Well come ooon... are we getting closer to "Make it awesome" button? =D

Great job guys!

All that research and all that money that nikon and canon has put in there VR and IS completely wasted :p

DAMN
I have been working on that for ages.
Dang those people with college degrees!

Wayne Leone's picture

could be useful in forensics such as reading a blurry car plate. I wonder would it hold up in court though.

Exciting though. I was wondering what new features might trump context aware (which to be honest, has disappointed more than excited me as I always have to resort to Clone Tool most of the time).

Very exciting stuff, thx for bringing this video ! GJ Adobe :)

Kind of like motion tracking on a still frame.

Cool feature but wonder what the actual quality of the photo looks like. Wonder if it causes more noise? Wonder if there is a visual difference between a tack sharp photo take right in the camera compared to something like what you saw on the screen. 

Again cool feature but pretty soon to me it seems like photography will kinda be a lost art where now it could almost be like cheating. 

Reminds me of the Photobomb tool that unfortunately never made it to cs5. Hopefully they include both features in cs6! :D
http://www.youtube.com/watch?v=zmpt4T8Hyic

Mr. Nuyoka's picture

Ummm yeah.. thanks for that but we all have seen that video posted here before. #Eh!

Lee Morris's picture

This seems far too good to be true to me. I'm sure it can make it a little sharper but I can't imagine it could ever create a usable image. 

The idea has existed forever. You can track the motion of the blur and compensate in the opposite direction. Then an algorithm like that which is used for content aware fill makes up the difference. It's not difficult to imagine because there is a lot of data still in the shot. Think of it like your mind. Dirt and dust get on the lens of our eyes and the brain flips, rotates and fills in the gaps. It works, but nothing beats shooting an image right the first time. Especially for those who should be professionals.

It's all about expectation. CAF wasn't the White Knight that it was presented as, but it gave enough of an improvement for it to be a pretty great tool in appropriate doses. If it turns out to be a "better than nothing in a less than ideal circumstance" I'd pay for it gladly. 

yeah and could it not well be that they're demonstrating their technology without actually using it? --->create sharp image blurry and then show it as doing the opposite??

Ya'll...  My uncle Bernie wants out of jail. He says that fuzzy pic of him robbing the liquor store ain't him.

SORCERY!!! :P

Aliens strike again... now can they do something for ppl with BO?

Forgive me but, is it at all possible that they blurred well focused images for the presentation? It is very easy to make motion blur or defocus an image. I'd love for this to exist but I'm not sure about how legit the demonstration is. 

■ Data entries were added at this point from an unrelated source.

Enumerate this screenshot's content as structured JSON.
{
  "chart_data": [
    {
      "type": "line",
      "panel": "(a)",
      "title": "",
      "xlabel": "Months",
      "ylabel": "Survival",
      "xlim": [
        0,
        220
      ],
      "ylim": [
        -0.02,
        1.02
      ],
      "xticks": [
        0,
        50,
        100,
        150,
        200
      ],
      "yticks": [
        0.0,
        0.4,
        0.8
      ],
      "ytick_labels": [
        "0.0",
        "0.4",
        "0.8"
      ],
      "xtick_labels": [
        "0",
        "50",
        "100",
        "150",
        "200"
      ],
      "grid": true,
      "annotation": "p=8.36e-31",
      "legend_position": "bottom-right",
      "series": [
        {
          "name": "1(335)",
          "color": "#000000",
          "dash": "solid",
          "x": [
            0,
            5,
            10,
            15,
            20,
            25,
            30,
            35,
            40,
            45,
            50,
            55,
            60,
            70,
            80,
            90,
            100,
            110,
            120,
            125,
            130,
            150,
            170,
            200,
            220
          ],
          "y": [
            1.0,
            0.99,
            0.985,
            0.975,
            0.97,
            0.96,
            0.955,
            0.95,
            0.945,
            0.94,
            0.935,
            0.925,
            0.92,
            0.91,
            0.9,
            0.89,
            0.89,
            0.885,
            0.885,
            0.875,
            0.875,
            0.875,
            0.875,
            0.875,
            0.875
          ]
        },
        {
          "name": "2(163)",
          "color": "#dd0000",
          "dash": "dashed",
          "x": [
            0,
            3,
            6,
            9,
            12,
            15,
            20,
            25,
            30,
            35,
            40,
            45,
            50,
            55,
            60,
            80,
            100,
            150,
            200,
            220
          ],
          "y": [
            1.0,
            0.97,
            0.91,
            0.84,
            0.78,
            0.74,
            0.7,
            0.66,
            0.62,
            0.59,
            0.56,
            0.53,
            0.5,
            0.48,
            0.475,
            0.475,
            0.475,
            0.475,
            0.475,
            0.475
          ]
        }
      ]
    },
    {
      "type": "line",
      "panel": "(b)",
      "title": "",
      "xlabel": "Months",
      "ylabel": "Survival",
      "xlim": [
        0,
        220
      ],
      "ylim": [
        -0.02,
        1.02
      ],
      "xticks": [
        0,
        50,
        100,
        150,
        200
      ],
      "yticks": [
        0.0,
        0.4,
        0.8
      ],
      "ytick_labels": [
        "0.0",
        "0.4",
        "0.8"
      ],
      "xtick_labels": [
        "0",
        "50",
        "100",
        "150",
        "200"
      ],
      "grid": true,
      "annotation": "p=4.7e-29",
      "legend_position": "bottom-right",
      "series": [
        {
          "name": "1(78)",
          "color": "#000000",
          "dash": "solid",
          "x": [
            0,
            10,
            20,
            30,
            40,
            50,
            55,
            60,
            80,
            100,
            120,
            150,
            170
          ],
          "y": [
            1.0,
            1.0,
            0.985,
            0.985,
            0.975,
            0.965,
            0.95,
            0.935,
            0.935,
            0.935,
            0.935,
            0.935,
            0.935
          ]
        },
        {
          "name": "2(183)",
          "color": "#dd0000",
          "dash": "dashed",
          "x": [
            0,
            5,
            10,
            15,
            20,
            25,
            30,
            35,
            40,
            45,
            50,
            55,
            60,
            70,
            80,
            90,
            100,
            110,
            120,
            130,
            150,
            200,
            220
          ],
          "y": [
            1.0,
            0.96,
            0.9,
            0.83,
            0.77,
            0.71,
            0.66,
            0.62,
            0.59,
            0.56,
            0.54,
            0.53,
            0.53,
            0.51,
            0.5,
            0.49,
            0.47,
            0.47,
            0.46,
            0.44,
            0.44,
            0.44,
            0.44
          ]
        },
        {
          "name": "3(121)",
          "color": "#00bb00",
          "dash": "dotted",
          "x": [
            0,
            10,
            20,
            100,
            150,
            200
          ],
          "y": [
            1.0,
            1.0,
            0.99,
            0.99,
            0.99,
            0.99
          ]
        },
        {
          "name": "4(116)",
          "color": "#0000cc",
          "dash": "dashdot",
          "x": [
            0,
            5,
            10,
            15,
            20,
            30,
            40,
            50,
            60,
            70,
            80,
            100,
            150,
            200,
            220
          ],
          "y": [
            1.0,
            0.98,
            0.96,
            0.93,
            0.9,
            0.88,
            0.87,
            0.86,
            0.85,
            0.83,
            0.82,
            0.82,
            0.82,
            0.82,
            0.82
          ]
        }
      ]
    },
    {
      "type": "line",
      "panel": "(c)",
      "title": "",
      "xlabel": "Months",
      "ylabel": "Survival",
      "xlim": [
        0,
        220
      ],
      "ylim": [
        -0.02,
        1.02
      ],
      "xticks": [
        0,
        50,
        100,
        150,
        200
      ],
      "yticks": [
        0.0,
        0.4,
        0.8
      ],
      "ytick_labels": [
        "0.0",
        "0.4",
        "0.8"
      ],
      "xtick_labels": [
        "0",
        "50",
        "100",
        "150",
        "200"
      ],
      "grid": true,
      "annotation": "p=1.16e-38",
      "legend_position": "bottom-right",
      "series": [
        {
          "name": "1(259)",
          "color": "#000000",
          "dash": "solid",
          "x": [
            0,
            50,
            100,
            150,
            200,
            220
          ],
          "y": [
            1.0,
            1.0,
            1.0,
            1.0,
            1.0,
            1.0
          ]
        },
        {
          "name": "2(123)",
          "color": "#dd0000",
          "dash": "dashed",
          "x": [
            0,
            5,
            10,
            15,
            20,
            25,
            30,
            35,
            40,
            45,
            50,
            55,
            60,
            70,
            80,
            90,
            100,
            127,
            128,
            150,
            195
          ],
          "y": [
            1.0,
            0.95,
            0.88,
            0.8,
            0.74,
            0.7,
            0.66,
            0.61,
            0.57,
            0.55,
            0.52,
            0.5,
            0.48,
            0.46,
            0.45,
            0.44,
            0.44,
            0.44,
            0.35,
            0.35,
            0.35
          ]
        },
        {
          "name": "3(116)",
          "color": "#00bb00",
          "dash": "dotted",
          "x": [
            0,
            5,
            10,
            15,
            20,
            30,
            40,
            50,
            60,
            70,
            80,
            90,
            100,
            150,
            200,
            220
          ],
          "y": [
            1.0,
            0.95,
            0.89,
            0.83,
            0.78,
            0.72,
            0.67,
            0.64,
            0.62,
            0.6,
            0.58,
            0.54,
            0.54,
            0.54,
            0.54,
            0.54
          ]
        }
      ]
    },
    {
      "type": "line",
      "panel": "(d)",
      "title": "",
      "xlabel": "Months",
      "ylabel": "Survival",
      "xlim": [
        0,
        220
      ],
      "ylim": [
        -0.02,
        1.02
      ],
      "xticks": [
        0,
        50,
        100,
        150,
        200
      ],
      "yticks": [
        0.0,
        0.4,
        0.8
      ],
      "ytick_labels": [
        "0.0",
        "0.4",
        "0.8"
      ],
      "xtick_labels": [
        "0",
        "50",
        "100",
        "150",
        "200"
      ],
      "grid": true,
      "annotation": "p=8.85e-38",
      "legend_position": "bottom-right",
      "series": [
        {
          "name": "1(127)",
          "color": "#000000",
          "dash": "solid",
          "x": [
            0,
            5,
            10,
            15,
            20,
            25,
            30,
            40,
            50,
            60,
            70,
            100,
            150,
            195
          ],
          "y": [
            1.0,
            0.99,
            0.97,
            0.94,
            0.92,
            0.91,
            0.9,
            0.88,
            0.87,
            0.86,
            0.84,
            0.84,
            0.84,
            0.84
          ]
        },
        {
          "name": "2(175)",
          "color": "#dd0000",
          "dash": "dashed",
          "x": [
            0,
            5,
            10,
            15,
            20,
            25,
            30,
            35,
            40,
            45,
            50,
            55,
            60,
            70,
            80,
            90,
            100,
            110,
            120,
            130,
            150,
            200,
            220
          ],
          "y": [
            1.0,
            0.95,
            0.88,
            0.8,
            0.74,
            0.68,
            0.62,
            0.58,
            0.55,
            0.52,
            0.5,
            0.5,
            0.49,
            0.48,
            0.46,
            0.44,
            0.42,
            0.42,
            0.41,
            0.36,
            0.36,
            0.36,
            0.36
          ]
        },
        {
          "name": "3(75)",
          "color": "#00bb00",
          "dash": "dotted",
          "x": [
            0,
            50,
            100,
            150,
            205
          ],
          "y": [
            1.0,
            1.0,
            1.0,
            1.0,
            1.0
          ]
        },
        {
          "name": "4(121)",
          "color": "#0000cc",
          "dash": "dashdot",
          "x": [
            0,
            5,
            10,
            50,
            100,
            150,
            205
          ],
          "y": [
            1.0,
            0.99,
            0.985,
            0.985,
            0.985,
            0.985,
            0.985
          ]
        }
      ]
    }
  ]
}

It's real. It works. The issue is that these images have a lot of different patterns. For example content aware fill works, but only when there is a lot to be compared too. If you had a large image with a lot of similar tones the computer would compensate in the opposite direction of the blur. However, You would soon realize that there are unusual patterns in the gaps left from pushing the pixels back into place because the computer would not know how to accurately replicate what was missing. It will be close but never perfect or as the image should have actually been shot.

Do You belive in it? Bring blury image to sharp wouldn't be possible with ANY software EVER. It is mathematically impossible, when there's no detail. It is like one equation with two unknowns. Software can only improve the result a little bit.

Wow that's awesome...I think its possible...just cause we can't see the detail, doesn't mean its not there...one pixel's detail/information smeared and thinned out across 10 pixels might not appear as much to us, but an algorithm might be able to identify the slight difference to all 10 pixels and pull the detail back...but hey, I wasn't ever good at math anyhow...

I agree with Pasha Kyrychenko, we're getting closer to the "Make It Awesome" button...

@facebook-718146730:disqus  Do You really belive in of what You said? Try to imagine that for example when something is totally overexposed (no detail) You cannot bring the texture out. The same with not enaugh detail in texture when sharpening.

And if You belive that algorithms can do anything I suggest to learn something about 'Travelling Salesman Problem' ( http://en.wikipedia.org/wiki/Travelling_salesman_problem ).

Zack Williamson's picture

this could be really amazing, I can't wait to try it out. the stabilizer on that video gave me a headache though

Aaron Barlow's picture

This sounds cool. Usually these things never work as good as they do in the demos put on - I'm looking at you Content Aware Fill! - But it might help in some cases. More tools are always good if you can use them creatively.

it's not going to be perfect, but it will be useful.
Pro retouchers have been using a technique similar to this for years, linear phase sharpening. Reversing to direction of the motion blur with a offset layer in photoshop.

I highly doubt anyone here can explain how this REALLY works otherwise I'm sure they would be working with Adobe. I'm very confident that this will produce a usable file as Adobe is in the business of creating USABLE  images. Anyone who has used content aware extensively knows just how accurate and clean it is.

There is absolutely no reason to doubt what photoshop is capable of. It may correct a blurry image, but nothing corrects a BORING image. Everyone should keep that in mind.

Nick Shek's picture

Great if it works but I normally just pass off a blurred photo as "being creative". Also works with overexposed images, mis-focussed images and images shot with lens cap on.

Tobias N. Sasse's picture

http://blogs.adobe.com/photoshopdotcom/2011/10/behind-all-the-buzz-deblu...

It only works under certain conditions. Nevertheless, very nice feature.